BMW, Vattenfall to Collaborate on Second Life for Electric Car Batteries

BMW Group and Vattenfall will research secondary uses for batteries from the carmaker's Mini-E and ActiveE electric car programs.

Published: 08-Sep-2013

Here's the question BMW, Vattenfall, and other carmakers including General Motors, are asking themselves: Is there life beyond the electric car for their very expensive battery cells?

General Motors and ABB have already deployed their first grid storage battery bank using repurposed cells from its Volt electric hybrid program. Now the German luxury carmaker and Swedish energy company aim to explore similar applications starting with solar-powered electric car charging stations. Solar panels would store in used electric car batteries electricity generated by sunlight, which would enable faster charging of EVs.

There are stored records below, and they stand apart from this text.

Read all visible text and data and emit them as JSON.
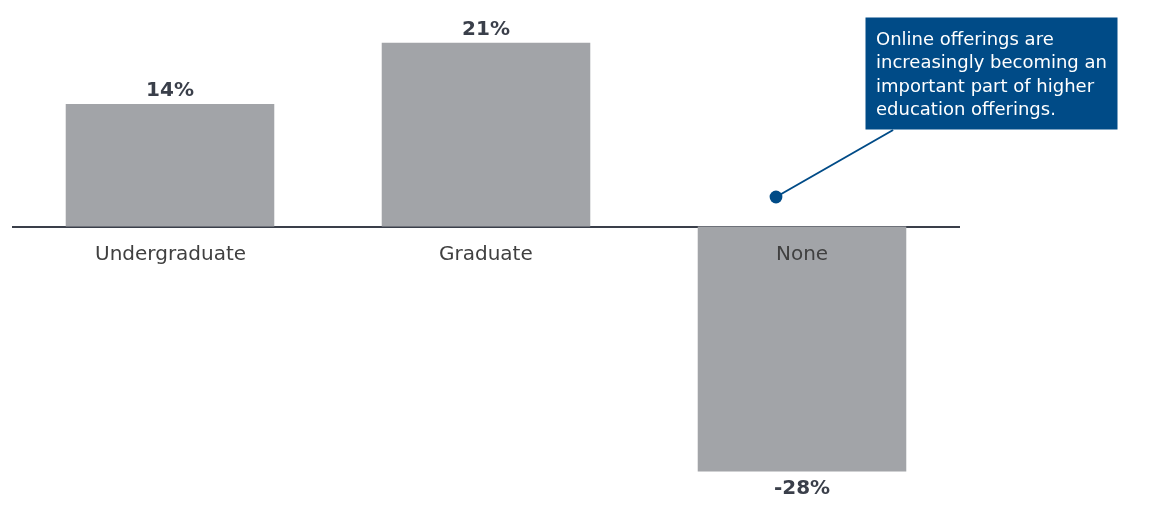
{
  "chart_data": {
    "type": "bar",
    "categories": [
      "Undergraduate",
      "Graduate",
      "None"
    ],
    "values": [
      14,
      21,
      -28
    ],
    "value_labels": [
      "14%",
      "21%",
      "-28%"
    ],
    "color": "#a2a4a8",
    "legend": false,
    "annotations": [
      "Online offerings are increasingly becoming an important part of higher education offerings."
    ]
  }
}
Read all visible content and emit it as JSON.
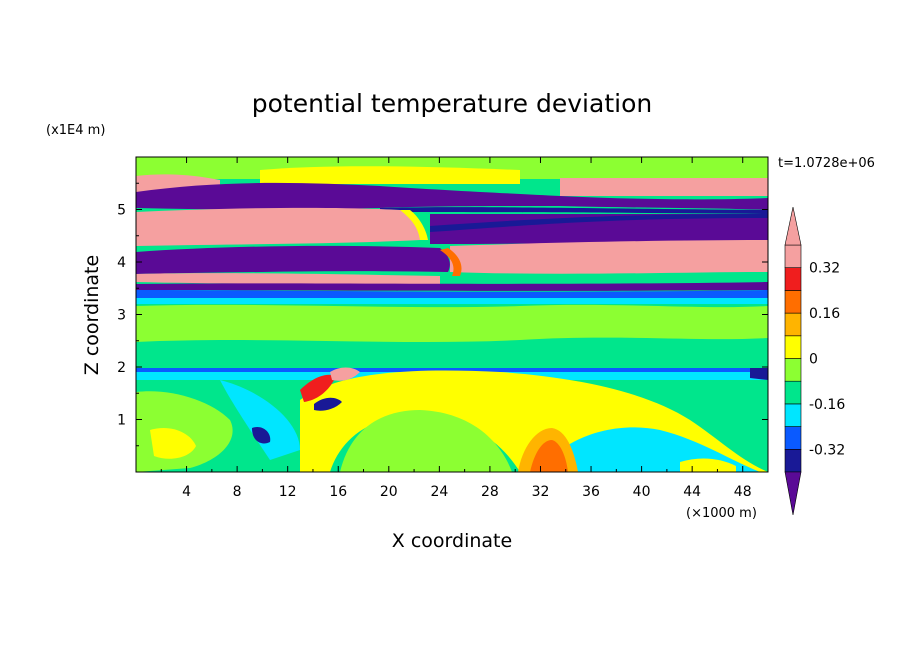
{
  "chart_data": {
    "type": "heatmap",
    "title": "potential temperature deviation",
    "xlabel": "X coordinate",
    "ylabel": "Z coordinate",
    "x_unit": "(×1000 m)",
    "y_unit": "(x1E4 m)",
    "time_label": "t=1.0728e+06",
    "xlim": [
      0,
      50
    ],
    "ylim": [
      0,
      6
    ],
    "x_ticks": [
      4,
      8,
      12,
      16,
      20,
      24,
      28,
      32,
      36,
      40,
      44,
      48
    ],
    "y_ticks": [
      1,
      2,
      3,
      4,
      5
    ],
    "colorbar": {
      "levels": [
        -0.4,
        -0.32,
        -0.24,
        -0.16,
        -0.08,
        0,
        0.08,
        0.16,
        0.24,
        0.32,
        0.4
      ],
      "labels": [
        "0.32",
        "0.16",
        "0",
        "-0.16",
        "-0.32"
      ],
      "label_values": [
        0.32,
        0.16,
        0,
        -0.16,
        -0.32
      ],
      "colors": [
        "#5a0a96",
        "#191996",
        "#0a5aff",
        "#00e6ff",
        "#00e68c",
        "#8cff32",
        "#ffff00",
        "#ffb400",
        "#ff6e00",
        "#f01e1e",
        "#f5a0a0"
      ]
    },
    "layers": [
      {
        "z_range": [
          5.6,
          6.0
        ],
        "pattern": "warm/neutral mixed (green, yellow, pink)"
      },
      {
        "z_range": [
          5.1,
          5.5
        ],
        "pattern": "cold (purple)"
      },
      {
        "z_range": [
          4.4,
          5.0
        ],
        "pattern": "warm (pink) west, cold (purple) east"
      },
      {
        "z_range": [
          3.7,
          4.4
        ],
        "pattern": "cold (purple) west, warm (pink) east"
      },
      {
        "z_range": [
          2.0,
          3.6
        ],
        "pattern": "near zero (green/light green)"
      },
      {
        "z_range": [
          0.0,
          2.0
        ],
        "pattern": "mixed; warm maximum near x=32 at surface"
      }
    ]
  }
}
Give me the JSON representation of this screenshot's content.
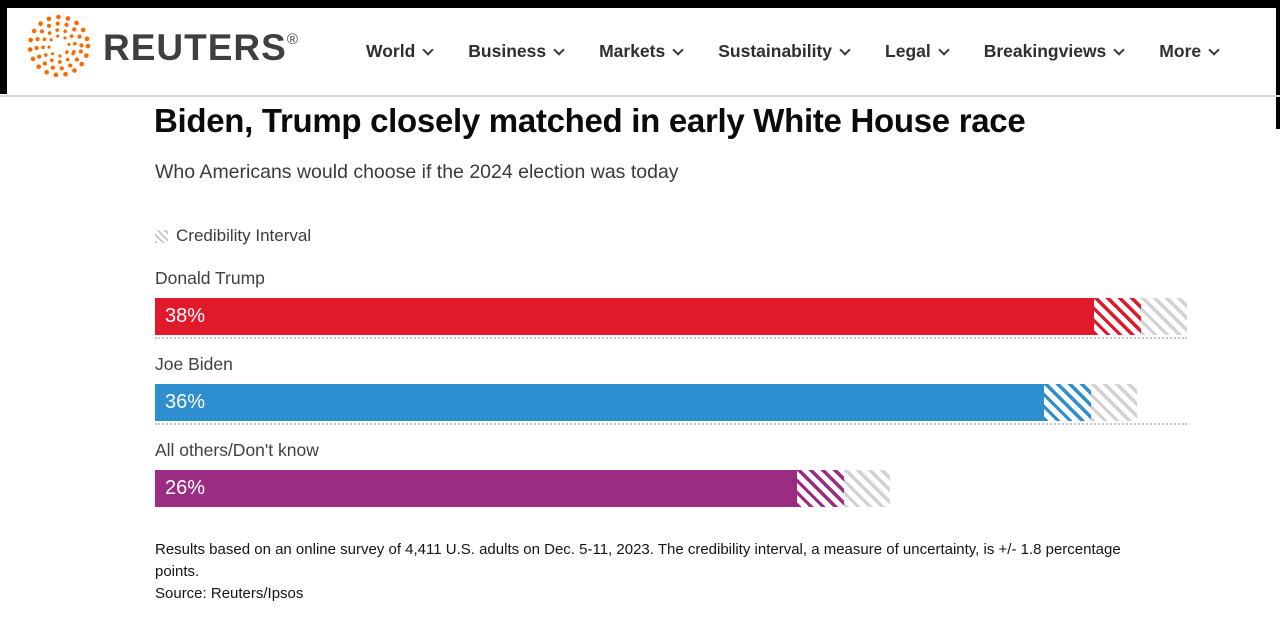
{
  "header": {
    "brand": "REUTERS",
    "registered_mark": "®",
    "nav": [
      "World",
      "Business",
      "Markets",
      "Sustainability",
      "Legal",
      "Breakingviews",
      "More"
    ]
  },
  "article": {
    "headline": "Biden, Trump closely matched in early White House race",
    "subtitle": "Who Americans would choose if the 2024 election was today"
  },
  "chart_data": {
    "type": "bar",
    "orientation": "horizontal",
    "title": "Biden, Trump closely matched in early White House race",
    "subtitle": "Who Americans would choose if the 2024 election was today",
    "legend_label": "Credibility Interval",
    "categories": [
      "Donald Trump",
      "Joe Biden",
      "All others/Don't know"
    ],
    "values": [
      38,
      36,
      26
    ],
    "value_labels": [
      "38%",
      "36%",
      "26%"
    ],
    "unit": "percent",
    "credibility_interval_pp": 1.8,
    "xlim": [
      0,
      42
    ],
    "grid": false,
    "legend_position": "top-left",
    "colors": [
      "#e01a2b",
      "#2e8fd0",
      "#9a2d82"
    ],
    "hatch_gray": "#d2d2d2",
    "note": "Results based on an online survey of 4,411 U.S. adults on Dec. 5-11, 2023. The credibility interval, a measure of uncertainty, is +/- 1.8 percentage points.",
    "source": "Source: Reuters/Ipsos"
  },
  "colors": {
    "brand_orange": "#f96a00",
    "rule_gray": "#d8d8d8"
  }
}
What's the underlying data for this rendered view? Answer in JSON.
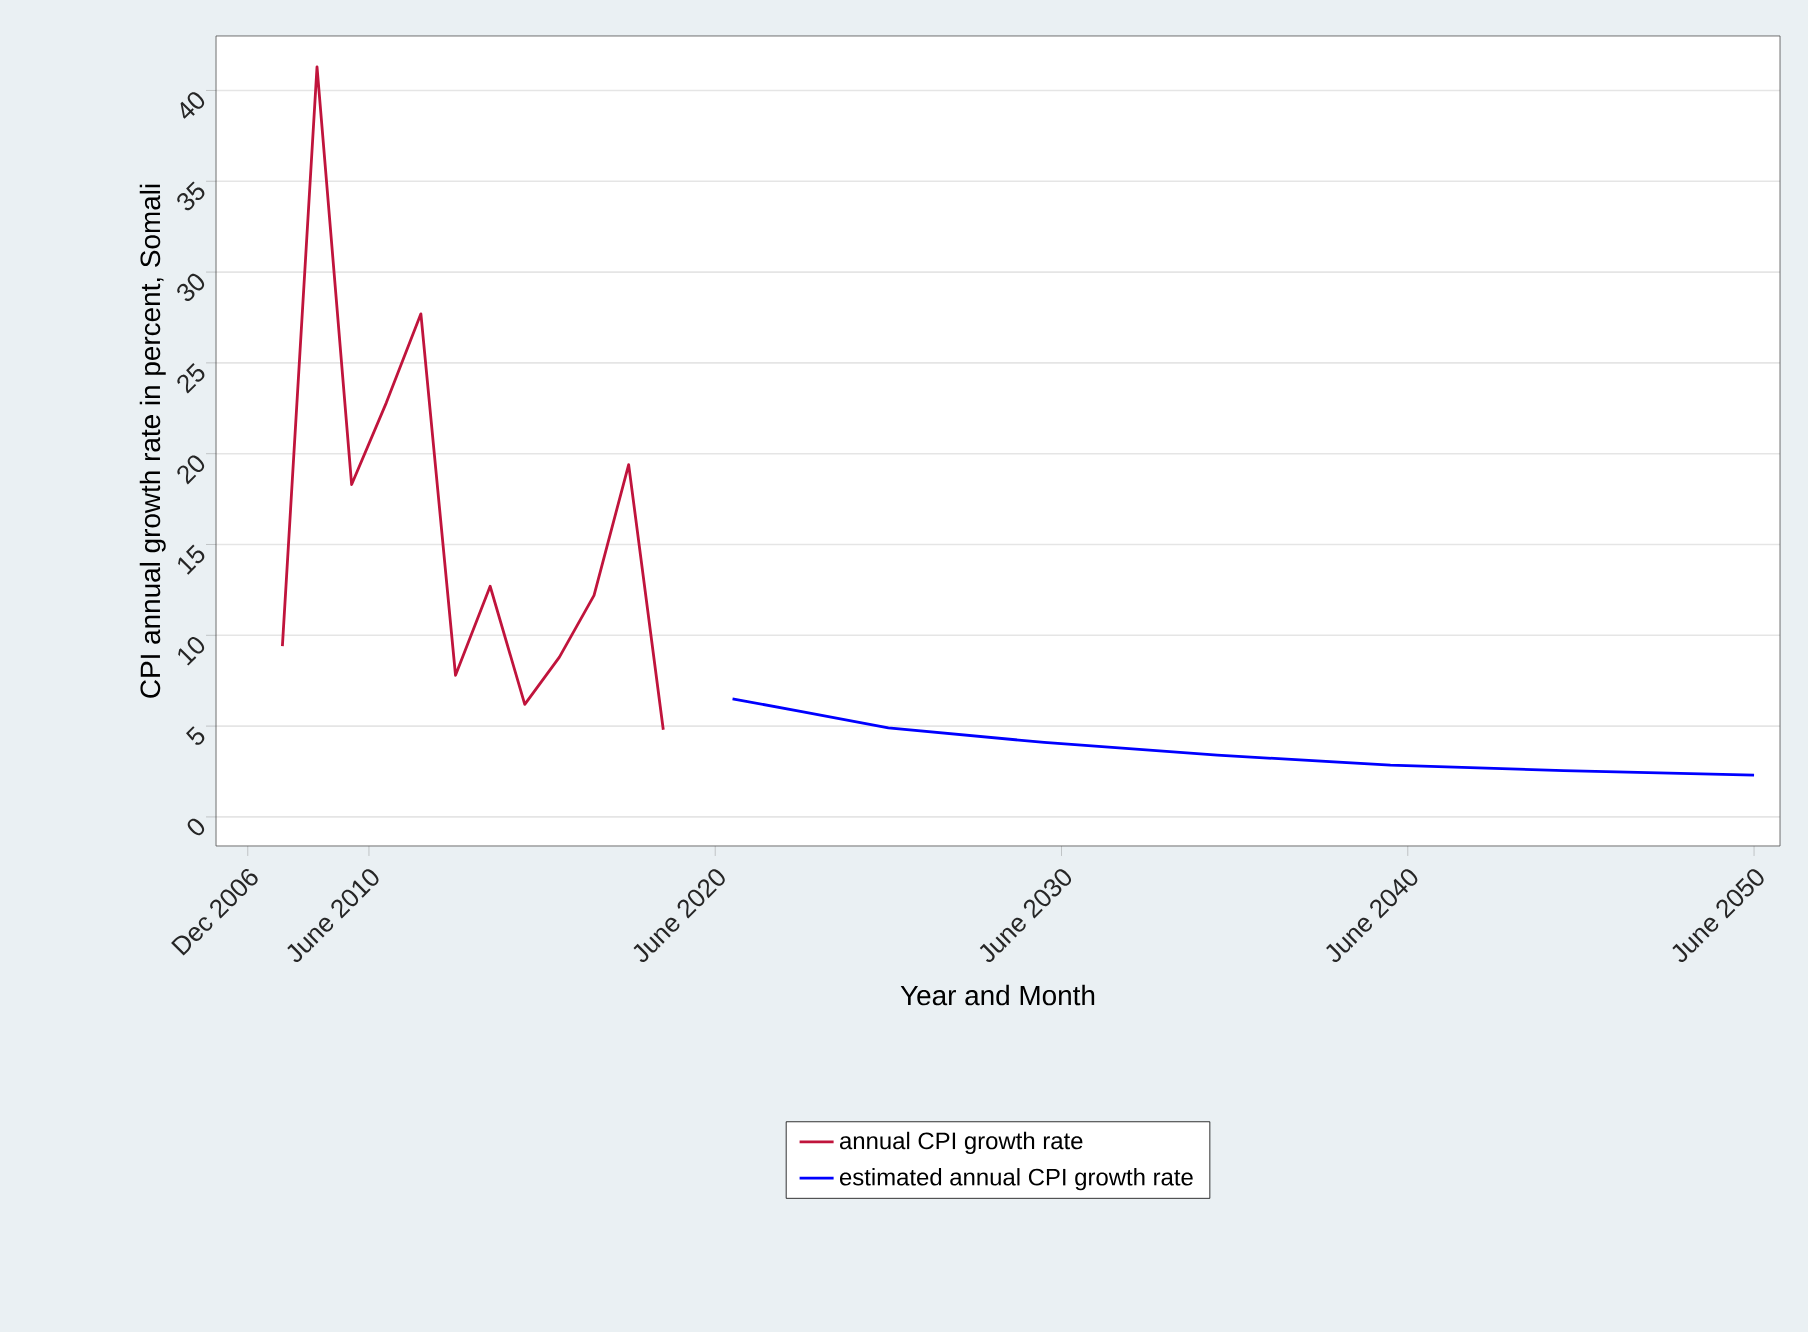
{
  "chart_data": {
    "type": "line",
    "xlabel": "Year and Month",
    "ylabel": "CPI annual growth rate in percent, Somali",
    "series": [
      {
        "name": "annual CPI growth rate",
        "color": "#c0143c",
        "x": [
          "2007-12",
          "2008-12",
          "2009-12",
          "2010-12",
          "2011-12",
          "2012-12",
          "2013-12",
          "2014-12",
          "2015-12",
          "2016-12",
          "2017-12",
          "2018-12"
        ],
        "values": [
          9.4,
          41.3,
          18.3,
          22.8,
          27.7,
          7.8,
          12.7,
          6.2,
          8.8,
          12.2,
          19.4,
          4.8
        ]
      },
      {
        "name": "estimated annual CPI growth rate",
        "color": "#0000ff",
        "x": [
          "2020-12",
          "2022-12",
          "2025-06",
          "2029-12",
          "2034-12",
          "2039-12",
          "2044-12",
          "2050-06"
        ],
        "values": [
          6.5,
          5.8,
          4.9,
          4.1,
          3.4,
          2.85,
          2.55,
          2.3
        ]
      }
    ],
    "xlim": [
      "2006-01",
      "2051-03"
    ],
    "xticks": [
      {
        "value": "2006-12",
        "label": "Dec 2006"
      },
      {
        "value": "2010-06",
        "label": "June 2010"
      },
      {
        "value": "2020-06",
        "label": "June 2020"
      },
      {
        "value": "2030-06",
        "label": "June 2030"
      },
      {
        "value": "2040-06",
        "label": "June 2040"
      },
      {
        "value": "2050-06",
        "label": "June 2050"
      }
    ],
    "ylim": [
      -1.6,
      43
    ],
    "yticks": [
      0,
      5,
      10,
      15,
      20,
      25,
      30,
      35,
      40
    ],
    "grid": "y",
    "legend": "bottom",
    "marker": "none",
    "line_style": "solid"
  }
}
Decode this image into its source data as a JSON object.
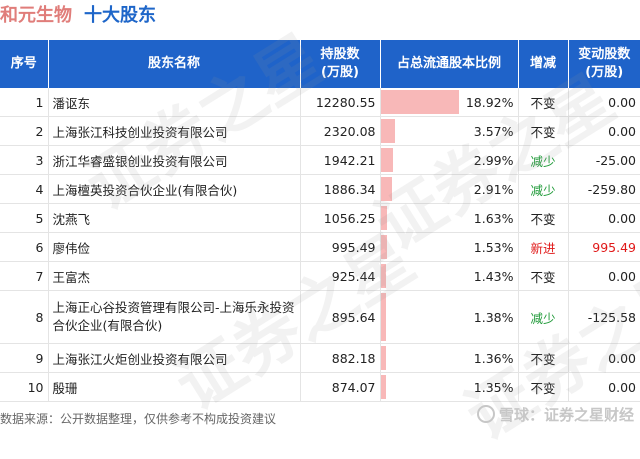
{
  "header": {
    "company": "和元生物",
    "subject": "十大股东"
  },
  "table": {
    "headers": {
      "rank": "序号",
      "name": "股东名称",
      "holding_line1": "持股数",
      "holding_line2": "(万股)",
      "ratio": "占总流通股本比例",
      "change": "增减",
      "delta_line1": "变动股数",
      "delta_line2": "(万股)"
    },
    "rows": [
      {
        "rank": "1",
        "name": "潘讴东",
        "holding": "12280.55",
        "ratio": "18.92%",
        "ratio_value": 18.92,
        "change": "不变",
        "change_type": "same",
        "delta": "0.00"
      },
      {
        "rank": "2",
        "name": "上海张江科技创业投资有限公司",
        "holding": "2320.08",
        "ratio": "3.57%",
        "ratio_value": 3.57,
        "change": "不变",
        "change_type": "same",
        "delta": "0.00"
      },
      {
        "rank": "3",
        "name": "浙江华睿盛银创业投资有限公司",
        "holding": "1942.21",
        "ratio": "2.99%",
        "ratio_value": 2.99,
        "change": "减少",
        "change_type": "down",
        "delta": "-25.00"
      },
      {
        "rank": "4",
        "name": "上海檀英投资合伙企业(有限合伙)",
        "holding": "1886.34",
        "ratio": "2.91%",
        "ratio_value": 2.91,
        "change": "减少",
        "change_type": "down",
        "delta": "-259.80"
      },
      {
        "rank": "5",
        "name": "沈燕飞",
        "holding": "1056.25",
        "ratio": "1.63%",
        "ratio_value": 1.63,
        "change": "不变",
        "change_type": "same",
        "delta": "0.00"
      },
      {
        "rank": "6",
        "name": "廖伟俭",
        "holding": "995.49",
        "ratio": "1.53%",
        "ratio_value": 1.53,
        "change": "新进",
        "change_type": "up",
        "delta": "995.49"
      },
      {
        "rank": "7",
        "name": "王富杰",
        "holding": "925.44",
        "ratio": "1.43%",
        "ratio_value": 1.43,
        "change": "不变",
        "change_type": "same",
        "delta": "0.00"
      },
      {
        "rank": "8",
        "name": "上海正心谷投资管理有限公司-上海乐永投资合伙企业(有限合伙)",
        "holding": "895.64",
        "ratio": "1.38%",
        "ratio_value": 1.38,
        "change": "减少",
        "change_type": "down",
        "delta": "-125.58"
      },
      {
        "rank": "9",
        "name": "上海张江火炬创业投资有限公司",
        "holding": "882.18",
        "ratio": "1.36%",
        "ratio_value": 1.36,
        "change": "不变",
        "change_type": "same",
        "delta": "0.00"
      },
      {
        "rank": "10",
        "name": "殷珊",
        "holding": "874.07",
        "ratio": "1.35%",
        "ratio_value": 1.35,
        "change": "不变",
        "change_type": "same",
        "delta": "0.00"
      }
    ]
  },
  "footer": {
    "source": "数据来源：公开数据整理，仅供参考不构成投资建议",
    "brand": "雪球：证券之星财经"
  },
  "watermark": {
    "text": "证券之星"
  },
  "colors": {
    "header_bg": "#1f63c9",
    "bar": "#f8b8b8",
    "up": "#e01818",
    "down": "#1f9a38",
    "company": "#e07d7a",
    "subject": "#1e66c9"
  }
}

The premise behind these research projects is that even though aged batteries might no longer be suitable for powering an electric car, they still have as much as 70 percent of the storage capacity available, which can be used for stationary applications like powering the Efficiency House Plus in Berlin, Germany, which uses lithium cells from the Mini-E fleet, BMW's first electric car demonstration program. It has also operated other pilot programs in California and in Shanghai, China.

"Based on the ongoing international battery projects, the BMW Group is developing an overall strategy for the long-term stationary applications," explains Ulrich Kranz, Senior Vice President BMW i. " Instead of being directly recycled, the batteries have the potential for long-term sustainable re-use. This enables the BMW i to also contribute to a nationwide use of renewable energy."